In the video, which runs for nearly four minutes and features illustrations from artist Molly Crabapple, Jay said: "Drugs were bad; fried your brain. And drug dealers were monsters, the sole reason neighbourhoods and major cities were failing.

"No one wanted to talk about Reaganomics and the ending of social safety nets, the defunding of schools and the loss of jobs in cities across America. Young men like me who hustled became the sole villain, and drug addicts lacked moral fortitude."

The 45-year-old star - who has four-year-old daughter Blue Ivy with wife Beyonce - insisted more black people were imprisoned than their white counterparts as he discussed the mandatory minimum sentencing that put low-level drug dealers in jail, New York's tough Rockefeller laws and the "problem" of deadly narcotic crack.
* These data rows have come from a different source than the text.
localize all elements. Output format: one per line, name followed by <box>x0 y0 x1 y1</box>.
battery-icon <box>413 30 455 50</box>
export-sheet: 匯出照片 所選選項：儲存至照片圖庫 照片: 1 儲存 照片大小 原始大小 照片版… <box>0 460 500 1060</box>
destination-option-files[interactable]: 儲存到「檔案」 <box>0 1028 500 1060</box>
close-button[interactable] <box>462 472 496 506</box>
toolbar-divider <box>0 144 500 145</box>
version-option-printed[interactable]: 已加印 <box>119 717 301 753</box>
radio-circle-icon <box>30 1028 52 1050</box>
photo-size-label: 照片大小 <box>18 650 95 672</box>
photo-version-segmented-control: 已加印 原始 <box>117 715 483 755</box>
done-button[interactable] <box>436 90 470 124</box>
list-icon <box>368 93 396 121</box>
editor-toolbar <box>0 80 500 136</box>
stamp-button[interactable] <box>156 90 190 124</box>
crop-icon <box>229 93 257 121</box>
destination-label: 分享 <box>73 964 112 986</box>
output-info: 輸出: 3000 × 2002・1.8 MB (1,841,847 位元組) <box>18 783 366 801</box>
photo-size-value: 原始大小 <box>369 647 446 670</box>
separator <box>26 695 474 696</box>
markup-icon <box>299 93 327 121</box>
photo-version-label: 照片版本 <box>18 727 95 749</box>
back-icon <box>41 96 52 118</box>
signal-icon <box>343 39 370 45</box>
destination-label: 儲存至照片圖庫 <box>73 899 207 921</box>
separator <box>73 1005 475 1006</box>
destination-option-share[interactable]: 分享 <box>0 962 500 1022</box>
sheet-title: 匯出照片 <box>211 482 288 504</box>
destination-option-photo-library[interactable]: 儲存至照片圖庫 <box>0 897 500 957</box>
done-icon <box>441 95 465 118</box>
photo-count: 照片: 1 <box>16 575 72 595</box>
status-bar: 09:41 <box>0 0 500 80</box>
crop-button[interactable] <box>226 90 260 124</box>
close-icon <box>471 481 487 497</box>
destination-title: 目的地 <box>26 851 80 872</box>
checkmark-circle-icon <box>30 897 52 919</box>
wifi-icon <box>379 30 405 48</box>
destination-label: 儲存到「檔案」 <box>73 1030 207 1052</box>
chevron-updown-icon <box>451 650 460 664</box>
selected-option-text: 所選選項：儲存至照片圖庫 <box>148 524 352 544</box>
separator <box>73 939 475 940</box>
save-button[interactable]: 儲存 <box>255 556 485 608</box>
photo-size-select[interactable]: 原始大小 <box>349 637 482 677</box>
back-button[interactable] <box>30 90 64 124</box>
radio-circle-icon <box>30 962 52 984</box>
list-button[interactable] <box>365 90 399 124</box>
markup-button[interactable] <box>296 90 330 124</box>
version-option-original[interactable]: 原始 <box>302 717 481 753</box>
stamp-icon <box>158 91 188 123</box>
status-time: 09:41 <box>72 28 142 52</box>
He said: "Even though white people used and sold crack more than black people, somehow it was black people who went to prison.

"Crack is still talked about as a black problem."

Further claiming double standards, Jay slammed the hypocrisy of "the NYPD [raiding] our Brooklyn neighbourhoods, while Manhattan bankers openly used coke with impunity" and objecting that there are "kids at dorms in Columbia, where rates of marijuana use are equal to or worse than those in the hood, [who] are never targeted or ticketed."

The rap mogul - whose real name is Shawn Carter - concluded the US' tough stance has failed as drug usage rates are as high as they were when the laws were implemented and urged for a rethink on the policies.

He said: "Rates of drug use are as high as they were when Nixon declared this so-called war in 1971.

"Forty-five years later, it's time to rethink our policies and laws. The War on Drugs is an epic fail."